Toxicity is non-issue at CUE events, and as such, the innovation & ideas seem to endlessly flow over the course of our 4 days at CUE National. Surrounding myself with positive, passionate, like-minded people always seems to unleash my creativity.

On a similar note, Taylor Mali compared CUE National to the Blind Melon music video, "No Rain"-- "When I'm with teachers, I feel like I've found my community of bee people."

People and relationships are indeed my favorite experience at a CUE conference-- being around my bee people or, (as Jon Corippo likes to call us) my fellow lone nuts, had me re-energized and inspired by week's end. Whether it was participating in the inaugural TOSA Playground, or the impromptu Raspberry Jam that my #Picademy friends and I were able to arrange on the fly, being with my tribe always reminds me why I do what I do.

So how, then, does that all translate back to my school sites and district? 

For me, I think that's where empathy comes in. Both Jo Boaler and George Couros centered their keynotes around innovation via empathy. As a Teacher on Special Assignment (or ToSA), developing relationships with the teachers I support is key, and being able to empathize is a major part of the work that I do for, and alongside, my teachers.

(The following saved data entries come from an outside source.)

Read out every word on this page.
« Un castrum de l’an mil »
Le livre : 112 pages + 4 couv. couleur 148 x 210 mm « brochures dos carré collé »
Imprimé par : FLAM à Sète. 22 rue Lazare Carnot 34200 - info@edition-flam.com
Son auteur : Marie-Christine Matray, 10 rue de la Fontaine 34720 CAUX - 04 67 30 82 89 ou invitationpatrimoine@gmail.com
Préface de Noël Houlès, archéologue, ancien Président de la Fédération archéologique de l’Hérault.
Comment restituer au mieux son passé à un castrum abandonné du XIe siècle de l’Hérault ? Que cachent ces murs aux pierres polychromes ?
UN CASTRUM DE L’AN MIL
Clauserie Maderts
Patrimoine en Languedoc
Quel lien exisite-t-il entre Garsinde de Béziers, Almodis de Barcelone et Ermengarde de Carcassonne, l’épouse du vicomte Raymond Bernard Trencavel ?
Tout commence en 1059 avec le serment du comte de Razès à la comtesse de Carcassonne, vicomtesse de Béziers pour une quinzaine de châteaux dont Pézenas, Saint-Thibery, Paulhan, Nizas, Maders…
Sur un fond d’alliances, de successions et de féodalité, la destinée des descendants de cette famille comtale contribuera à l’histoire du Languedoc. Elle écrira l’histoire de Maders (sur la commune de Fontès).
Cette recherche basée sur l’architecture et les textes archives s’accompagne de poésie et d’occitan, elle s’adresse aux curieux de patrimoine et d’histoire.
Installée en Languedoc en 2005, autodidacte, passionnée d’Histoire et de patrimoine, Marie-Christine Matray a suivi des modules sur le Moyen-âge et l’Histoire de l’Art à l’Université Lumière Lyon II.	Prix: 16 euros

This, however, is not the same as succumbing to the naysaying and negativity that can sometimes run rampant in staff rooms. On the contrary, this means empathizing with how others might be feeling and using that information to shift the conversations and emotions in the room. As we talk about innovating education, we have to think first about the culture at our sites and in our district. Thomas Murray reminded us that it's everyone's responsibility to set the culture of a classroom, site and school district. It is a culture of creativity, problem-solving, and support that will breed innovation.